日本のマンガ界における物語の発想観は世界を凌駕するブッ飛んだものがある。この「テラフォーマーズ」など、その最たるもののひとつである。
人間の遺伝子操作の中に昆虫の生存のための特性を埋め込み、火星で人間に形態化した巨大な昆虫と戦わせるなどという発想などは、そう簡単に思いつくものではない。
現在「週刊ヤングジャンプ」に連載中のこのマンガは、若者たちに大人気のコミックであり、映画界でも発想のブッ飛んだ内容に果敢に挑む鬼才・三池監督が、何と実写での映画化にチャレンジしてきた作品である。

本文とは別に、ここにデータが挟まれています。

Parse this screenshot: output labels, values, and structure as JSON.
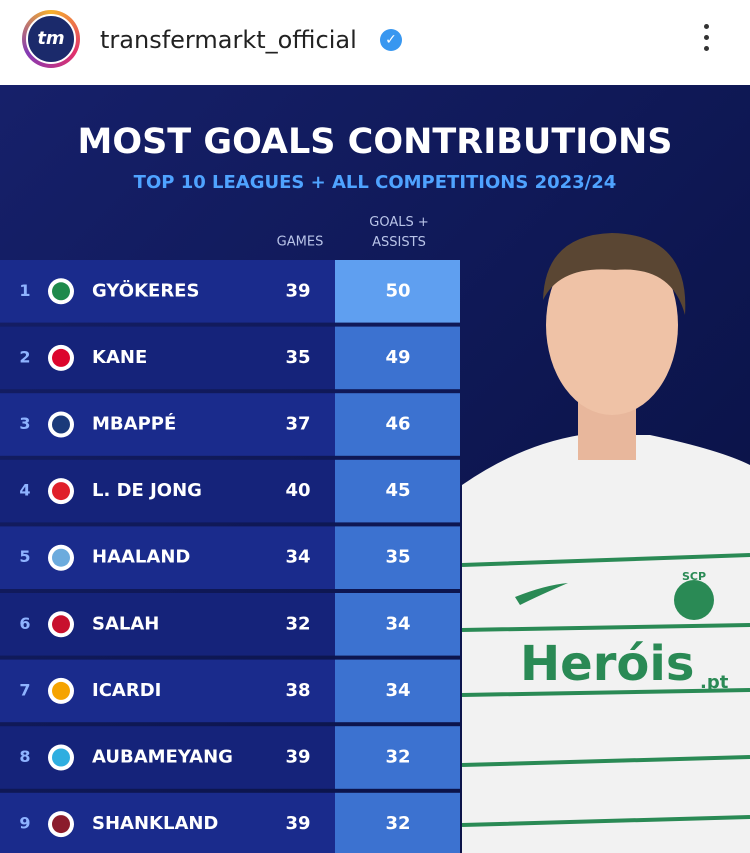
{
  "header": {
    "avatar_text": "tm",
    "username": "transfermarkt_official"
  },
  "graphic": {
    "title": "MOST GOALS CONTRIBUTIONS",
    "subtitle": "TOP 10 LEAGUES + ALL COMPETITIONS 2023/24",
    "columns": {
      "games": "GAMES",
      "goals_assists": "GOALS + ASSISTS"
    },
    "rows": [
      {
        "rank": 1,
        "player": "GYÖKERES",
        "games": 39,
        "goals_assists": 50,
        "crest_color": "#1f8a4c"
      },
      {
        "rank": 2,
        "player": "KANE",
        "games": 35,
        "goals_assists": 49,
        "crest_color": "#dc052d"
      },
      {
        "rank": 3,
        "player": "MBAPPÉ",
        "games": 37,
        "goals_assists": 46,
        "crest_color": "#1b3a7a"
      },
      {
        "rank": 4,
        "player": "L. DE JONG",
        "games": 40,
        "goals_assists": 45,
        "crest_color": "#e0202a"
      },
      {
        "rank": 5,
        "player": "HAALAND",
        "games": 34,
        "goals_assists": 35,
        "crest_color": "#6cabdd"
      },
      {
        "rank": 6,
        "player": "SALAH",
        "games": 32,
        "goals_assists": 34,
        "crest_color": "#c8102e"
      },
      {
        "rank": 7,
        "player": "ICARDI",
        "games": 38,
        "goals_assists": 34,
        "crest_color": "#f5a300"
      },
      {
        "rank": 8,
        "player": "AUBAMEYANG",
        "games": 39,
        "goals_assists": 32,
        "crest_color": "#2faee0"
      },
      {
        "rank": 9,
        "player": "SHANKLAND",
        "games": 39,
        "goals_assists": 32,
        "crest_color": "#8b1c2c"
      }
    ],
    "photo": {
      "badge": "SCP",
      "sponsor": "Heróis",
      "sponsor_suffix": ".pt"
    }
  }
}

21世紀、人類は<火星地球化計画>としてふたつの地球の生物を火星に送った。
その500年後、人類の思惑通り火星の大気量は増え、環境も地球に似た惑星となった。が、その様子を探査に行ったバグズ1号は、火星で謎の巨大生物に襲われ全滅した。そして2599年。日本政府はバグズ2号による火星探査を天才的科学者・本多をチーフにして実施する。選ばれた搭乗員は、艦長・堂島以下15人、本多はその全員に内緒で様々な特質を持つ昆虫の遺伝子を体内に注入していた。

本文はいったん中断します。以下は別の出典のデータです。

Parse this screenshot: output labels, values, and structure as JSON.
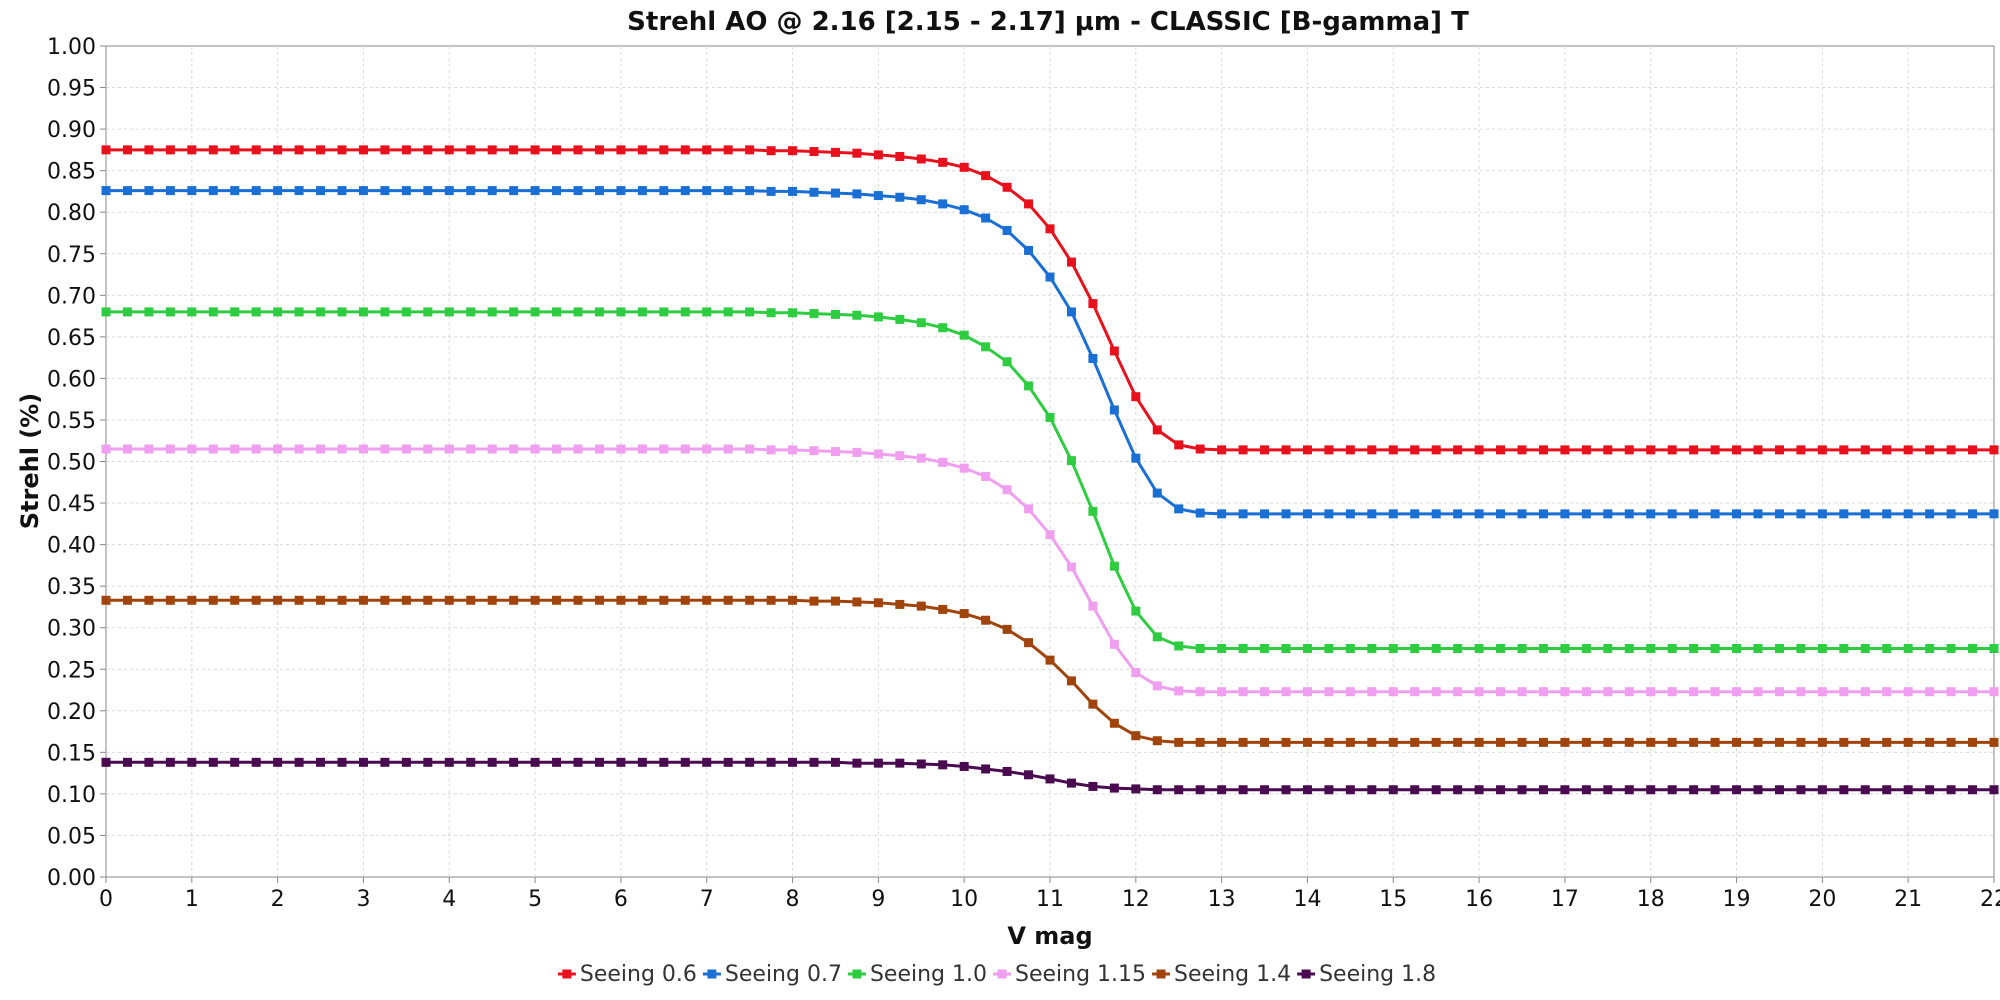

その搭乗員はすべてが地球で何らかの事情を抱えた、いわば落ちこぼれであり、つまり捨て石軍団だったのだ。それは、ゴキブリに人間が勝てるかを観察するためだけだったのだ。人は、それぞれに与えられた昆虫細胞活性剤を注入し、形態変化しながら戦う羽目になるのだが、圧倒的な数の巨大ゴキブリ人の強さに多勢に無勢となり、次々と戦死していく。しかし、絶望的な状況の中、仲間への深い友情と信義が強まりながら最強の戦士と変身した小町を中心に戦い続けるのだが…。
三池監督は、渾身の力を込めてマンガに負けない作品作りに挑戦している。
最強の人型ゴキブリと昆虫形態の人間との戦いに次ぐ戦いを全編のほとんどを費やして描きながら、主要人物の過去をフィードバックして描写し、弱者への思いも語ろうと努める。その心意気は感じられる内容にはなっているものの、やはり実写版となると少しチープな内容となることは防げなかった。残念だが、今回はマンガに負けた感じ!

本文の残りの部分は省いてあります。